If you’re like me, you spend a lot of time on the phone with potential customers before you ever see a cent from them.  It’s time you can’t bill for and time you’ll never get back, so make it count.  Here are some things to avoid while having this type of call.  Learn from my mistakes and be all the wiser for it.

  1. Never say more than the other person does.  You’re on the phone at this stage to qualify the person as a customer,  not describe how you will land them on the moon.  Ask questions, get information about what they need and want, and let them do all the talking.
  2. Do not tell jokes.  Let me repeat this: do not tell jokes.  Even your favorite comedy may not be funny to someone else, so keep your stand-up routine for open-mic night.  You don’t want your potential customer to become a “closed, lost” entry in your CRM software before you even got a chance to pitch them your solution.
  3. Speaking of a solution, make sure you find out what problem(s) they need solved.  This means listening, but don’t forget to ask questions like what do you need, when do you need it by, and whom should you talk to next.
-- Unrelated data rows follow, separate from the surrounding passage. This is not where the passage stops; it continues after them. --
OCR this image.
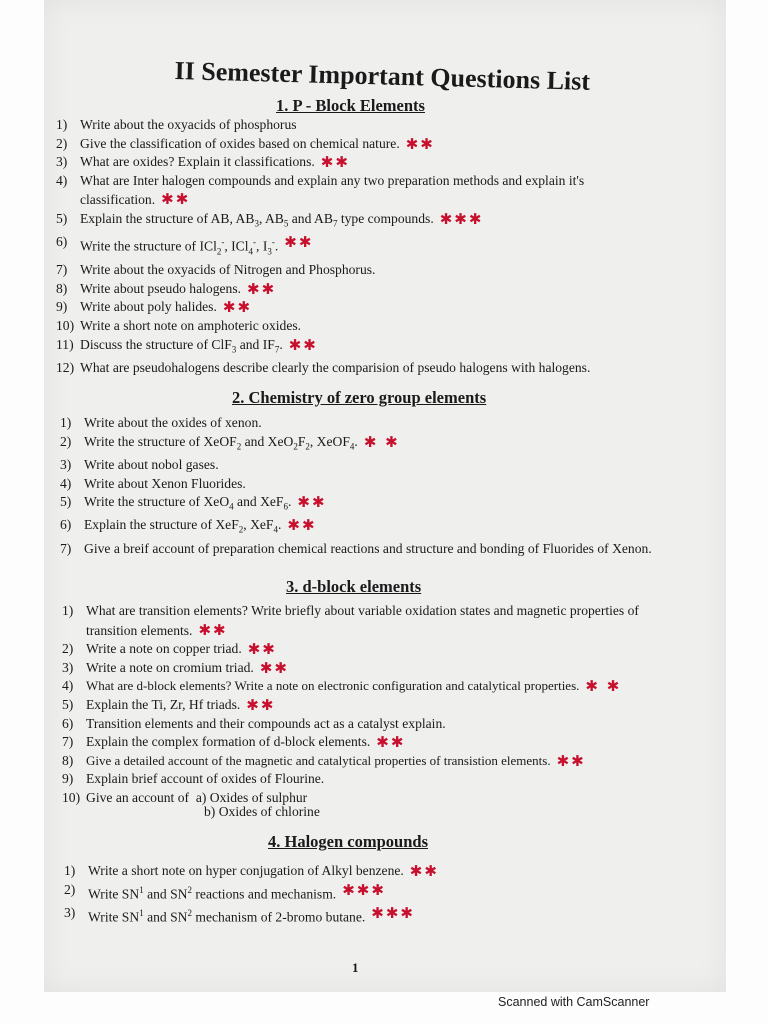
II Semester Important Questions List
1. P - Block Elements
1) Write about the oxyacids of phosphorus
2) Give the classification of oxides based on chemical nature. ✱✱
3) What are oxides? Explain it classifications. ✱✱
4) What are Inter halogen compounds and explain any two preparation methods and explain it's classification. ✱✱
5) Explain the structure of AB, $AB_3$, $AB_5$ and $AB_7$ type compounds. ✱✱✱
6) Write the structure of ICl$_2$-, ICl$_4$-, $I_3^-$. ✱✱
7) Write about the oxyacids of Nitrogen and Phosphorus.
8) Write about pseudo halogens. ✱✱
9) Write about poly halides. ✱✱
10) Write a short note on amphoteric oxides.
11) Discuss the structure of ClF$_3$ and $IF_7$. ✱✱
12) What are pseudohalogens describe clearly the comparision of pseudo halogens with halogens.
2. Chemistry of zero group elements
1) Write about the oxides of xenon.
2) Write the structure of XeOF$_2$ and $XeO_2F_2$, XeOF$_4$. ✱ ✱
3) Write about nobol gases.
4) Write about Xenon Fluorides.
5) Write the structure of XeO$_4$ and XeF$_6$. ✱✱
6) Explain the structure of XeF$_2$, XeF$_4$. ✱✱
7) Give a breif account of preparation chemical reactions and structure and bonding of Fluorides of Xenon.
3. d-block elements
1) What are transition elements? Write briefly about variable oxidation states and magnetic properties of transition elements. ✱✱
2) Write a note on copper triad. ✱✱
3) Write a note on cromium triad. ✱✱
4) What are d-block elements? Write a note on electronic configuration and catalytical properties. ✱ ✱
5) Explain the Ti, Zr, Hf triads. ✱✱
6) Transition elements and their compounds act as a catalyst explain.
7) Explain the complex formation of d-block elements. ✱✱
8) Give a detailed account of the magnetic and catalytical properties of transistion elements. ✱✱
9) Explain brief account of oxides of Flourine.
10) Give an account of  a) Oxides of sulphur
b) Oxides of chlorine
4. Halogen compounds
1) Write a short note on hyper conjugation of Alkyl benzene. ✱✱
2) Write $SN^1$ and $SN^2$ reactions and mechanism. ✱✱✱
3) Write $SN^1$ and $SN^2$ mechanism of 2-bromo butane. ✱✱✱
1
Scanned with CamScanner
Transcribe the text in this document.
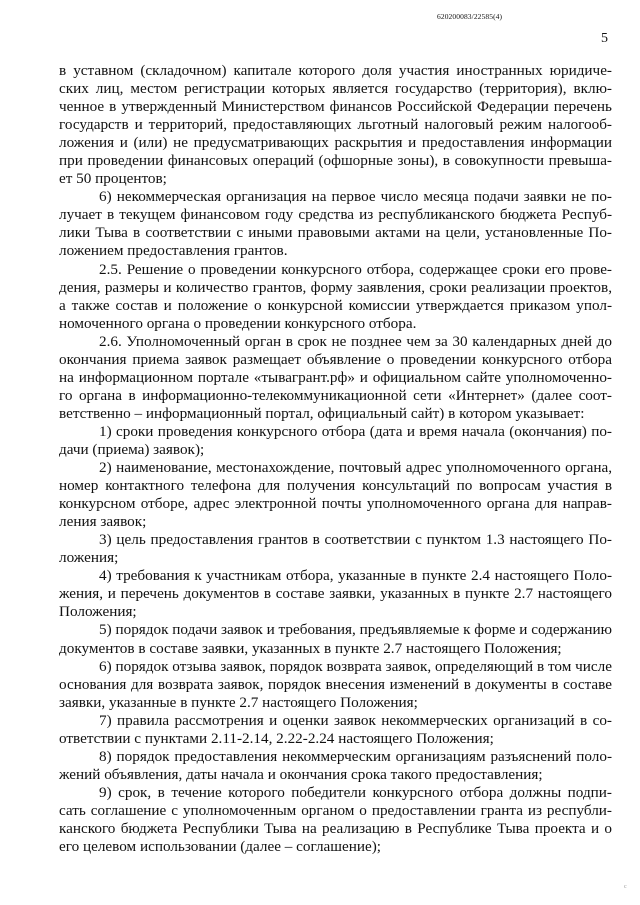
620200083/22585(4)
5
в уставном (складочном) капитале которого доля участия иностранных юридиче-
ских лиц, местом регистрации которых является государство (территория), вклю-
ченное в утвержденный Министерством финансов Российской Федерации перечень
государств и территорий, предоставляющих льготный налоговый режим налогооб-
ложения и (или) не предусматривающих раскрытия и предоставления информации
при проведении финансовых операций (офшорные зоны), в совокупности превыша-
ет 50 процентов;
6) некоммерческая организация на первое число месяца подачи заявки не по-
лучает в текущем финансовом году средства из республиканского бюджета Респуб-
лики Тыва в соответствии с иными правовыми актами на цели, установленные По-
ложением предоставления грантов.
2.5. Решение о проведении конкурсного отбора, содержащее сроки его прове-
дения, размеры и количество грантов, форму заявления, сроки реализации проектов,
а также состав и положение о конкурсной комиссии утверждается приказом упол-
номоченного органа о проведении конкурсного отбора.
2.6. Уполномоченный орган в срок не позднее чем за 30 календарных дней до
окончания приема заявок размещает объявление о проведении конкурсного отбора
на информационном портале «тывагрант.рф» и официальном сайте уполномоченно-
го органа в информационно-телекоммуникационной сети «Интернет» (далее соот-
ветственно – информационный портал, официальный сайт) в котором указывает:
1) сроки проведения конкурсного отбора (дата и время начала (окончания) по-
дачи (приема) заявок);
2) наименование, местонахождение, почтовый адрес уполномоченного органа,
номер контактного телефона для получения консультаций по вопросам участия в
конкурсном отборе, адрес электронной почты уполномоченного органа для направ-
ления заявок;
3) цель предоставления грантов в соответствии с пунктом 1.3 настоящего По-
ложения;
4) требования к участникам отбора, указанные в пункте 2.4 настоящего Поло-
жения, и перечень документов в составе заявки, указанных в пункте 2.7 настоящего
Положения;
5) порядок подачи заявок и требования, предъявляемые к форме и содержанию
документов в составе заявки, указанных в пункте 2.7 настоящего Положения;
6) порядок отзыва заявок, порядок возврата заявок, определяющий в том числе
основания для возврата заявок, порядок внесения изменений в документы в составе
заявки, указанные в пункте 2.7 настоящего Положения;
7) правила рассмотрения и оценки заявок некоммерческих организаций в со-
ответствии с пунктами 2.11-2.14, 2.22-2.24 настоящего Положения;
8) порядок предоставления некоммерческим организациям разъяснений поло-
жений объявления, даты начала и окончания срока такого предоставления;
9) срок, в течение которого победители конкурсного отбора должны подпи-
сать соглашение с уполномоченным органом о предоставлении гранта из республи-
канского бюджета Республики Тыва на реализацию в Республике Тыва проекта и о
его целевом использовании (далее – соглашение);
с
Here’s a bonus item, from painful personal experience, and I will not be the first person to say this.  We record our sales calls so we can go back and make sure we cover all the points brought up on the call.  It also means I get to hear what I sound like.  Try to avoid starting sentences with “so,” or “well,” and do your best to eliminate the “ums” and “uhs” and other filler noises our mouths make while waiting for our brain to send it real words.*

The more time you spend letting your customer tell you what they need,the better your next call will be when you talk to them about your solution and why they should pay your company for it and not someone else.

*Interestingly, one study found that saying “um” at the beginning of a sentence “[affects] comprehension process, facilitating understanding (Brennan & Schober 2001), and allowing the listener to amend their predictions about what might be said next (Arnold et al. 2004; Corley et al. 2007) or evaluate the speaker’s confidence in what they are saying (Brennan & Williams 1995).”